The 6-foot, 173-pound wide receiver out of the talent-rich football breeding ground of Texas is a player to watch as he makes his collegiate debut, when football hopefully returns this fall.
The Sooners are expected to begin the 2020 season short-handed in the receiving corps.
With injuries to wide receivers Jadon Hasselwood and graduate transfer Theo Howard likely to keep them on the sidelines for a few games to start the 2020 season and with Trejan Bridges forced to sit out five games at the beginning of the season as part of a carryover suspension, Mims is likely to see action earlier than he would otherwise.
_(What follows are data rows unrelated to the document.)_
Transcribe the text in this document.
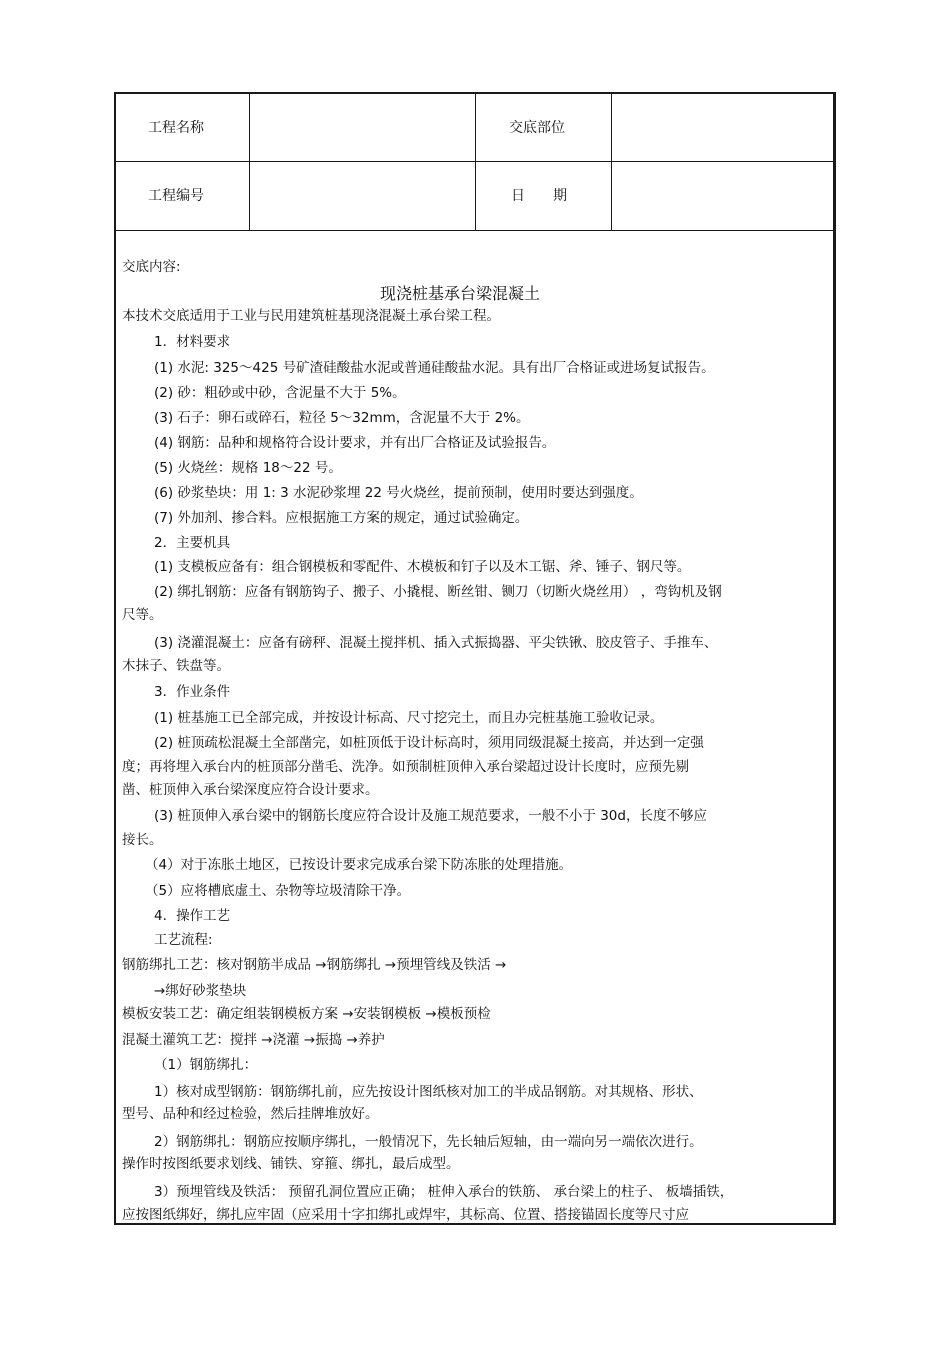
工程名称	交底部位
工程编号	日　　期
交底内容:
现浇桩基承台梁混凝土
本技术交底适用于工业与民用建筑桩基现浇混凝土承台梁工程。
1．材料要求
(1) 水泥: 325～425 号矿渣硅酸盐水泥或普通硅酸盐水泥。具有出厂合格证或进场复试报告。
(2) 砂：粗砂或中砂，含泥量不大于 5%。
(3) 石子：卵石或碎石，粒径 5～32mm，含泥量不大于 2%。
(4) 钢筋：品种和规格符合设计要求，并有出厂合格证及试验报告。
(5) 火烧丝：规格 18～22 号。
(6) 砂浆垫块：用 1: 3 水泥砂浆埋 22 号火烧丝，提前预制，使用时要达到强度。
(7) 外加剂、掺合料。应根据施工方案的规定，通过试验确定。
2．主要机具
(1) 支模板应备有：组合钢模板和零配件、木模板和钉子以及木工锯、斧、锤子、钢尺等。
(2) 绑扎钢筋：应备有钢筋钩子、搬子、小撬棍、断丝钳、铡刀（切断火烧丝用） ，弯钩机及钢
尺等。
(3) 浇灌混凝土：应备有磅秤、混凝土搅拌机、插入式振捣器、平尖铁锹、胶皮管子、手推车、
木抹子、铁盘等。
3．作业条件
(1) 桩基施工已全部完成，并按设计标高、尺寸挖完土，而且办完桩基施工验收记录。
(2) 桩顶疏松混凝土全部凿完，如桩顶低于设计标高时，须用同级混凝土接高，并达到一定强
度；再将埋入承台内的桩顶部分凿毛、洗净。如预制桩顶伸入承台梁超过设计长度时，应预先剔
凿、桩顶伸入承台梁深度应符合设计要求。
(3) 桩顶伸入承台梁中的钢筋长度应符合设计及施工规范要求，一般不小于 30d，长度不够应
接长。
（4）对于冻胀土地区，已按设计要求完成承台梁下防冻胀的处理措施。
（5）应将槽底虚土、杂物等垃圾清除干净。
4．操作工艺
工艺流程:
钢筋绑扎工艺：核对钢筋半成品 →钢筋绑扎 →预埋管线及铁活 →
→绑好砂浆垫块
模板安装工艺：确定组装钢模板方案 →安装钢模板 →模板预检
混凝土灌筑工艺：搅拌 →浇灌 →振捣 →养护
（1）钢筋绑扎：
1）核对成型钢筋：钢筋绑扎前，应先按设计图纸核对加工的半成品钢筋。对其规格、形状、
型号、品种和经过检验，然后挂牌堆放好。
2）钢筋绑扎：钢筋应按顺序绑扎，一般情况下，先长轴后短轴，由一端向另一端依次进行。
操作时按图纸要求划线、铺铁、穿箍、绑扎，最后成型。
3）预埋管线及铁活： 预留孔洞位置应正确； 桩伸入承台的铁筋、 承台梁上的柱子、 板墙插铁，
应按图纸绑好，绑扎应牢固（应采用十字扣绑扎或焊牢，其标高、位置、搭接锚固长度等尺寸应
The book on Mims, according to at least one recruiting analyst, is “a big-play receiver who produces splash plays in the vertical game and screen game” and is capable of putting up big numbers.
I personally saw this kid play a high school game last season in Frisco. His team, Lone Star, was one of the best high school games in its class, Mims stood out on a team that was loaded with talent.
Mims set a Texas high school record for receiving yards in a career (5,485) and in a season (2,629). He caught 117 passes his senior season, including 32 for touchdowns.
I was really impressed with his receiving skills and ability to elude tacklers and pick up yards after the catch. At the time, Mims was committed to Stanford. Later he flipped to Oklahoma, and I couldn’t have been happier to hear that news. He should be a perfect fit in Riley’s Air Raid offense.
Keep a close eye on jersey No. 17. Look for Marvin Mims to be a big part of the Oklahoma offense — if not this coming season, then certainly in the years to come.